Starting with rough points to address:

- Sentences should come from an open data source, preferrably public domain.
  - What type of source should be preferred? Written? Transcripts of spoken? News, articles, books, social media?
  - What type of register should be preferred?
  - How modern should be the source? Is there any use for older data sources?

- The data set should be constructed to provide good coverage of different language components and aspects:
  - Words
    - Inflections: How good a coverage can and should we aim for? Which types of inflections (gender, tense, number, person, mood, etc.)?
  - Phonemes? 
  - Accents? Gender or age of speakers? Geographical origin? What is even feasible here?
  - Are any properties of word and/or phoneme frequency distribution in the language be kept? If so, distribution measured/obtain on what corpora (should they be estimated on written corpora)?  

- Should data on contributers be collected and kept, if possible? If so, which? Age, gender, etc.

- A train/validation/test split should be determined beforehand.
  - What is a proper ratio?

This file has been truncated. show original

jtane · March 26, 2018, 8:00pm

So after I looked at the github repo for voice-web and understood how it works.

How does a language team provides you with data ?
How is this data to be shared. Which data is preferred for this?
3 where does the discussion on the diverse topics you mentioned occur?
4 One thing I noticed is that in the list of accents there are not native speakers… is it not a good idea to add an entry “non native speaker”
5 I had the impression that the accent information was not provided in the feedback data, wouldn’t it be a good idea ?

mhenretty · March 27, 2018, 5:44am

Which data are you referring to, sentences to be read? If so, any format works really. An email or pastebin, or github gist. It doesn’t matter.

See above.

I’m not sure what you mean by diverse topics, but this is a good place for discussions.

see https://github.com/mozilla/voice-web/issues/242

Not sure what you are asking here, but accent is definitely in the final download package.

Gman · May 14, 2018, 9:30pm

Hello @lissyx,

I finally had th tim to take a look. Looks like things are progressing well!
Thanks for the wiki…but I don’t have a smartphon so can’t get to telegram

Is there any other way to coordinate and help?

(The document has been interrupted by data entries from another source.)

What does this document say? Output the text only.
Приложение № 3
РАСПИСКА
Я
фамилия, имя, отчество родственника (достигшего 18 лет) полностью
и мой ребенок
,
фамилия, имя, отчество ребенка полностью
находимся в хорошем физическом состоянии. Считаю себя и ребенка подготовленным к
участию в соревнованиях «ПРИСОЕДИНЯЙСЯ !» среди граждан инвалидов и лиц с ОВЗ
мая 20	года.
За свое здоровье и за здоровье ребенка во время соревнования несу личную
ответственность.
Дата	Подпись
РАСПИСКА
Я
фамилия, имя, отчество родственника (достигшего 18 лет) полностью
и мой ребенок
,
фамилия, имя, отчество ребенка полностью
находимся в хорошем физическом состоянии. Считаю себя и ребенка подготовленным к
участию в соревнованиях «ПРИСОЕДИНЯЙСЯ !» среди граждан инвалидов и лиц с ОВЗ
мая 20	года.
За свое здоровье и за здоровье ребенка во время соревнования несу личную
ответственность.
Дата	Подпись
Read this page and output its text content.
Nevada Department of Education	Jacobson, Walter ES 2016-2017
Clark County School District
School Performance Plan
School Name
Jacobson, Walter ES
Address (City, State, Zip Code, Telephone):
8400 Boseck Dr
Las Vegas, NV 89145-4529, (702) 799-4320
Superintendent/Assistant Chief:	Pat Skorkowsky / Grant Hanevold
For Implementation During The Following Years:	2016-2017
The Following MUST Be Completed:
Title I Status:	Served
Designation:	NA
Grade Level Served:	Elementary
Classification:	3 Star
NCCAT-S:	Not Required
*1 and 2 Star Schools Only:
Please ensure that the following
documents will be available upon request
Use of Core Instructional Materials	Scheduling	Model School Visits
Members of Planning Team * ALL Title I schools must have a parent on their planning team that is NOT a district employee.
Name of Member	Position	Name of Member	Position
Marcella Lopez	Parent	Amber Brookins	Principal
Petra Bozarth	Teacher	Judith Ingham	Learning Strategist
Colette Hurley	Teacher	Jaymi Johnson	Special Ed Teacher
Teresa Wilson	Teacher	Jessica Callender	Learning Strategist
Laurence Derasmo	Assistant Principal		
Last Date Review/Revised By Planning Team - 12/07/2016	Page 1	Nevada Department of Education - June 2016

lissyx · May 15, 2018, 6:31am

You should be able to join Telegram as long as you have just a phone number, no smartphone is required, just the web version: https://web.telegram.org/

Gman · October 24, 2019, 2:14pm

that’s what I thought as well but it’s not possible, you need an android or Iphone

lissyx · May 15, 2018, 9:43am

That’s strange or new, because I could do that from B2G in the past, using the web client :-(.

lissyx · May 15, 2018, 9:46am

I just have been able to join telegram, from the web interface. Received a SMS code to confirm and it was okay.

Gman · May 15, 2018, 10:50am

Probably because you already have an account

lissyx · May 15, 2018, 11:13am

Nope, that was with a new phone number :). Sorry, I cannot help more :/.